Raging Bull: Lamborghini’s Newest Huracán Spyder Model

A McDonnell Douglas F/A-18E Super Hornet attack fighter being catapulted from the deck of the USS George Washington carrier accelerates from zero to 165 mph in roughly two seconds. That’s fast—insanely fast.

But until the day Uncle Sam invites me to helm one of his Super Hornets (base price $65.3 million), the sensational new V-10-engined, 602-horsepowered Lamborghini Huracán LP 610-4 Spyder will remain my benchmark for insane acceleration.


This car is quick—as in standstill to 60 in a mere 3 seconds, standstill to 100 in just more than 6. And this bull won’t quit charging until the speedo readout is flashing 201 mph.

An entire thesaurus of superlatives couldn’t thoroughly describe the sensation of the Huracán’s all-wheel drive distributing its 413 torques to all four corners and launching itself, Super Hornet–style, toward the horizon.

Yes, quicker machinery is out there. The lighter Huracán Coupe is a hair faster. But nothing compares to this convertible’s outrageous velocity. Hitting 120 mph in the Huracán Spyder is akin to riding out a twister in a trailer.

Then there’s the noise. Just driving around town, the quartet of artillery-grade tailpipes has more snap, crackle, and pop than an explosion in a Chinese fireworks factory.


To experience the Huracán’s full aural histrionics, find a long open stretch of asphalt—Cape Canaveral’s 15,000-foot Space Shuttle runway would do nicely, or even a Starbucks drive-through for that matter—and stand on the throttle.

Behind your right ear, the naturally aspirated 10-cylinder engine screams like a demented Steven Tyler as it ricochets off the 8,250-rpm limiter. It’s so musical it should have its own Broadway show.
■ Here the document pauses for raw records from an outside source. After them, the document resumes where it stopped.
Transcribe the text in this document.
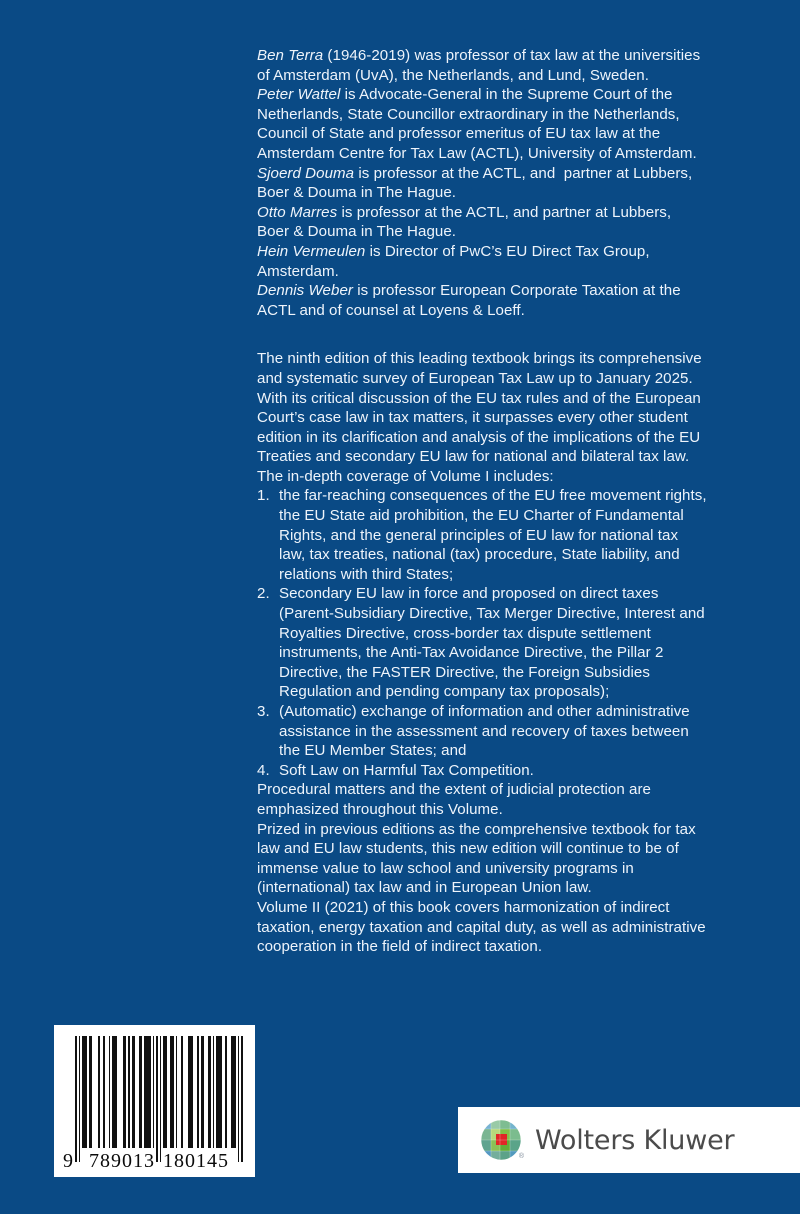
Ben Terra (1946-2019) was professor of tax law at the universities
of Amsterdam (UvA), the Netherlands, and Lund, Sweden.

Peter Wattel is Advocate-General in the Supreme Court of the
Netherlands, State Councillor extraordinary in the Netherlands,
Council of State and professor emeritus of EU tax law at the
Amsterdam Centre for Tax Law (ACTL), University of Amsterdam.

Sjoerd Douma is professor at the ACTL, and  partner at Lubbers,
Boer & Douma in The Hague.

Otto Marres is professor at the ACTL, and partner at Lubbers,
Boer & Douma in The Hague.

Hein Vermeulen is Director of PwC’s EU Direct Tax Group,
Amsterdam.

Dennis Weber is professor European Corporate Taxation at the
ACTL and of counsel at Loyens & Loeff.

The ninth edition of this leading textbook brings its comprehensive
and systematic survey of European Tax Law up to January 2025.
With its critical discussion of the EU tax rules and of the European
Court’s case law in tax matters, it surpasses every other student
edition in its clarification and analysis of the implications of the EU
Treaties and secondary EU law for national and bilateral tax law.
The in-depth coverage of Volume I includes:

1. the far-reaching consequences of the EU free movement rights,
the EU State aid prohibition, the EU Charter of Fundamental
Rights, and the general principles of EU law for national tax
law, tax treaties, national (tax) procedure, State liability, and
relations with third States;
2. Secondary EU law in force and proposed on direct taxes
(Parent-Subsidiary Directive, Tax Merger Directive, Interest and
Royalties Directive, cross-border tax dispute settlement
instruments, the Anti-Tax Avoidance Directive, the Pillar 2
Directive, the FASTER Directive, the Foreign Subsidies
Regulation and pending company tax proposals);
3. (Automatic) exchange of information and other administrative
assistance in the assessment and recovery of taxes between
the EU Member States; and
4. Soft Law on Harmful Tax Competition.

Procedural matters and the extent of judicial protection are
emphasized throughout this Volume.
Prized in previous editions as the comprehensive textbook for tax
law and EU law students, this new edition will continue to be of
immense value to law school and university programs in
(international) tax law and in European Union law.
Volume II (2021) of this book covers harmonization of indirect
taxation, energy taxation and capital duty, as well as administrative
cooperation in the field of indirect taxation.

9 789013 180145	®
Wolters Kluwer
The Huracán is not beautiful in the same way as a new Aston Martin DB11 or a Ferrari 458 Italia. Nor is it subtle like a McLaren 650S Spider or a Mercedes-AMG GT. No, the Huracán is a crazed cacophony of wacky angles, scalpel-sharp edges, and air-gulping intakes with a windshield that looks like an Aspen ski jump. It’s aesthetically similar, in fact, to a Super Hornet jet.

But nothing will spin heads faster than a Huracán Spyder painted in robin’s egg blue. Park it just about anywhere and it draws a crowd like metal filings to a magnet. Want instant celebrity status? This is your car.


Dropping the top couldn’t be easier. Toggle a switch and the canvas roof unlatches and glides beneath a hard cover in a mere 17 seconds. This is no flimsy, stretchy-Spandex affair: Its triple layers include a sound-absorbing rubber middle that makes the cabin nearly as hushed as the coupe’s.

Even with the top dropped, you won’t have to worry about messing up your hair. Lamborghini’s designers have gone all out to protect you from follicle ruffling, adding pop-out mesh Mickey Mouse “ears” behind the side windows to redirect airflow away from those inside.

The suspension is stiff, but the handling is effective. The Huracán essentially goes where you point it regardless of speed. Only on a racetrack could you test the outer limits of its adhesion. On the road—with its all-wheel drive, 20-inch Pirelli P Zero tires, heavy but precise steering, and ultra-stiff carbon fiber chassis—this thing runs on rails.

This magnificent beast defines what a true exotic supercar should be: brutally fast, insanely loud, and as eye-catching as a flamboyant peacock. It’s a great value, too—at least compared to a Hornet.